米が高すぎる。命日にお供えもできない…白米好きの71歳夫死去→年金が月1桁万円に減額。「無念の71歳妻」に届いた、年金機構からの「緑の封筒」の中身【CFPが解説】
8月から続いた米不足。「令和の米騒動」ともいわれ、話題を呼びました。騒動は落ち着きをみせるものの、米の価格は高止まり。米に限らず物価高は、特に年金を収入の柱として暮らす高齢者への影響が大きいようです。本記事では、Aさんの事例とともに、物価高に苦しむ高齢者への救済措置についてCFPの伊藤貴徳氏が解説します。 【早見表】年金に頼らず「夫婦で100歳まで生きる」ための貯蓄額
年金激減の残された妻の生活
Aさん(70歳)は、夫を亡くしてから1年が経ちました。夫が亡くなってから、年金が大幅に減額されたことに毎日頭を抱えています。夫の生前、2人で受け取っていた年金は、月に合計14万円ほど。家賃や生活費をなんとか賄えるほどの金額です。しかし、夫の死後、Aさんが受け取る年金はおよそ7万円にまで減額してしまったのです。 Aさんは、「こんなに減るなんて思ってもいなかった」と話します。毎月の家賃や光熱費、そして食費を支払ったあとには、ほとんどお金が残らない状況です。これまで頼りにしていた夫からの年金収入がなくなり、自分1人の年金だけでは生活を続けることが難しいと感じるようになりました。 なぜこのように、年金が激減してしまうのでしょうか? 遺族年金の仕組み Aさんが体験したように、夫婦の年金額はいずれかが亡くなると変わります。
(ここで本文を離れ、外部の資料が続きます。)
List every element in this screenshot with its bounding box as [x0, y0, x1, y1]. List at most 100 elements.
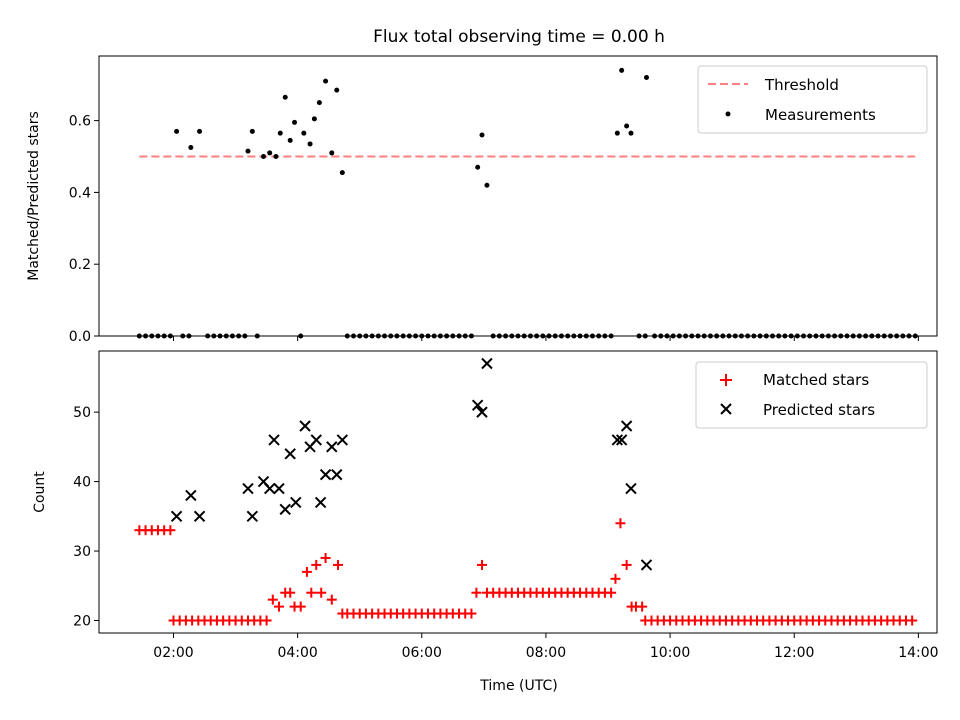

特に自営業であったAさん夫婦の場合、Aさんは夫が生前受け取っていた年金は受け取ることができません。 結果、夫の死後Aさんが受け取る年金は自分の年金である月約7万円のみとなり、生活を維持するのが厳しい状況に追い込まれてしまいました。 Aさんは食費を調整し、光熱費もなるべく節約するなど、できる限りの対策を試みましたが、やがてそれだけでは限界があると気づきます。食費を抑えるようになったため毎日の食事は簡素になり、趣味だったガーデニングを楽しむ余裕もなくなりました。健康も心配でしたが、医療費を抑えたくて病院に行くことも控えるようになります。 一番無念だったことは、夫が生前なによりも好物であった白米を供えることができなかったことです。 「お米は高すぎるので、最近は食べていません。近所のスーパーでは、以前の2倍くらいの値段になっているので、とても手が届かなくて。命日なのに、夫に申し訳ない……」Aさんは涙します。